Un’analisi di 143 campioni provenienti da Londra ha anche indicato che, prima della peste nera, il 40% dei londinesi portava una o due copie della variante protettiva. Ma solo il 35% delle vittime della peste la portava. E dopo la peste, la quota di londinesi portatori della variante protettiva è salita a oltre il 50% in poche generazioni. In Danimarca, dove la dimensione del campione era più piccola, la percentuale di persone che trasportavano la variante protettiva è aumentata dal 45% prima della peste nera al 70% dopo.
“Anche se l’aumento di 10 punti percentuali osservato a Londra potrebbe non sembrare molto, i ricercatori non hanno mai documentato un aumento così rapido in una variante genetica umana”, dice Barreiro. “Data la dimensione abbastanza grande della popolazione [di Londra] all’epoca, un cambiamento del 10% nella frequenza degli alleli in sole tre o quattro generazioni è altamente insolito”, afferma. “È uno degli esempi più veloci di selezione naturale mai rilevati negli esseri umani”, afferma il genetista Monty Slatkin dell’Università della California, Berkeley, che non fa parte dello studio.
Oggi, la variante protettiva si trova ancora in circa il 45% degli inglesi nel database 1000 Genomes, un catalogo di variazioni genetiche. Questo numero è sorprendentemente alto, perché la variante protettiva ha uno svantaggio. Studi precedenti hanno dimostrato che comporta un rischio maggiore di sviluppare malattie autoimmuni, come il morbo di Crohn e l’artrite reumatoide. “Una volta che la pandemia è passata, questo costo diventa evidente”, afferma Enard. L’elevata proporzione della variante suggerisce che la selezione naturale abbia continuato a favorirla fino a tempi recenti, presumibilmente perché la peste è rimasta endemica in Europa e in Asia fino al XIX secolo.
I ricercatori stanno ora verificando se la variante protettiva e altre tre potenziali varianti di resistenza alla peste identificate dallo studio pubblicato su Nature sono presenti e mostrano variazioni di frequenza in altre popolazioni antiche, specialmente in Africa. “Uno studio recente dalla Norvegia, che ha analizzato il DNA di 54 persone vissute prima, durante e dopo la peste nera a Trondheim, non ha riscontrato grandi oscillazioni nei quattro geni”, afferma Tom Gilbert, un biologo evoluzionista dell’Università di Copenaghen che co- guidato il lavoro. Ma Gilbert e il genetista Ziyue Gao dell’Università della Pennsylvania affermano che se i ricercatori possono confermare tali aumenti di geni in più popolazioni, ciò potrebbe aiutare a escludere la possibilità che le nuove scoperte siano distorte, ad esempio dal modo in cui i ricercatori ricostruiscono comunemente sequenze di DNA degradate .

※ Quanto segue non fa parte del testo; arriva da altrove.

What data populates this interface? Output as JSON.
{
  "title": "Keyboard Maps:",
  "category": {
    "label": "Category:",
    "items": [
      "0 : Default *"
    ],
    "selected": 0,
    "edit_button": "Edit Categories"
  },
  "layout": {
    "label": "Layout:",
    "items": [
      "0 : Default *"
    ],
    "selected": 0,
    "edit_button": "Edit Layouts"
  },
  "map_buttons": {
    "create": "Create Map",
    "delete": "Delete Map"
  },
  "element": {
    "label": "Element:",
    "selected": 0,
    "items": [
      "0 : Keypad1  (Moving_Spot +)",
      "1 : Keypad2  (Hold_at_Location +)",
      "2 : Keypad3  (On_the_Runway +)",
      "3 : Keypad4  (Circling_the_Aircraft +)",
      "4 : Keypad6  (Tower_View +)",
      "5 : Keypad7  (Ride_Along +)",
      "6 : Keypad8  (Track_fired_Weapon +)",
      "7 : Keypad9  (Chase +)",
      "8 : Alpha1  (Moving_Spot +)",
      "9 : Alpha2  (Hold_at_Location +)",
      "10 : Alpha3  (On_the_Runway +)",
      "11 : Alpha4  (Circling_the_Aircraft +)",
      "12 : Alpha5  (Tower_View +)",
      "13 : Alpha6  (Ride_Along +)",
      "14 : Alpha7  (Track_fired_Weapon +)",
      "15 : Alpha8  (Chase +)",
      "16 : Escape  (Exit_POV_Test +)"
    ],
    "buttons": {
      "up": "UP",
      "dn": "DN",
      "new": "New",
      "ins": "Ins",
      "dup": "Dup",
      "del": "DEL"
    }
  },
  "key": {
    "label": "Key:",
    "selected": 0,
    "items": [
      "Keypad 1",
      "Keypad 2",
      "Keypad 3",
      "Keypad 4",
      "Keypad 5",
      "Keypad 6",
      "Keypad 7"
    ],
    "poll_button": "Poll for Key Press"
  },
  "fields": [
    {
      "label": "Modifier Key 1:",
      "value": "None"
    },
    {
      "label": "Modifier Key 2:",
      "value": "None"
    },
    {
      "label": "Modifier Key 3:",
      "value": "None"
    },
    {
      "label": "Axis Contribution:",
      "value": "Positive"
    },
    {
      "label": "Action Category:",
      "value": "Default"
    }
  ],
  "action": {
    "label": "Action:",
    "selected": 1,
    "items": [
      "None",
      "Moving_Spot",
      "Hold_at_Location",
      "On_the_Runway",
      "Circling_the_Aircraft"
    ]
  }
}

Tuttavia, Gilbert si aspetta che i risultati reggano. E lo hanno portato a chiedersi se i cambiamenti genetici, e non un migliore controllo dei parassiti o una migliore pulizia, spieghino perché Y. pestis è meno pericoloso oggi di quanto non lo fosse nel 14° secolo. “Abbiamo pensato che la peste fosse scomparsa perché siamo diventati più abili nel pulire le nostre case e tenere fuori i topi“, dice Gilbert. “Ma non sarebbe fantastico se la peste fosse scomparsa perché siamo diventati immuni, non solo perché abbiamo una migliore igiene?”.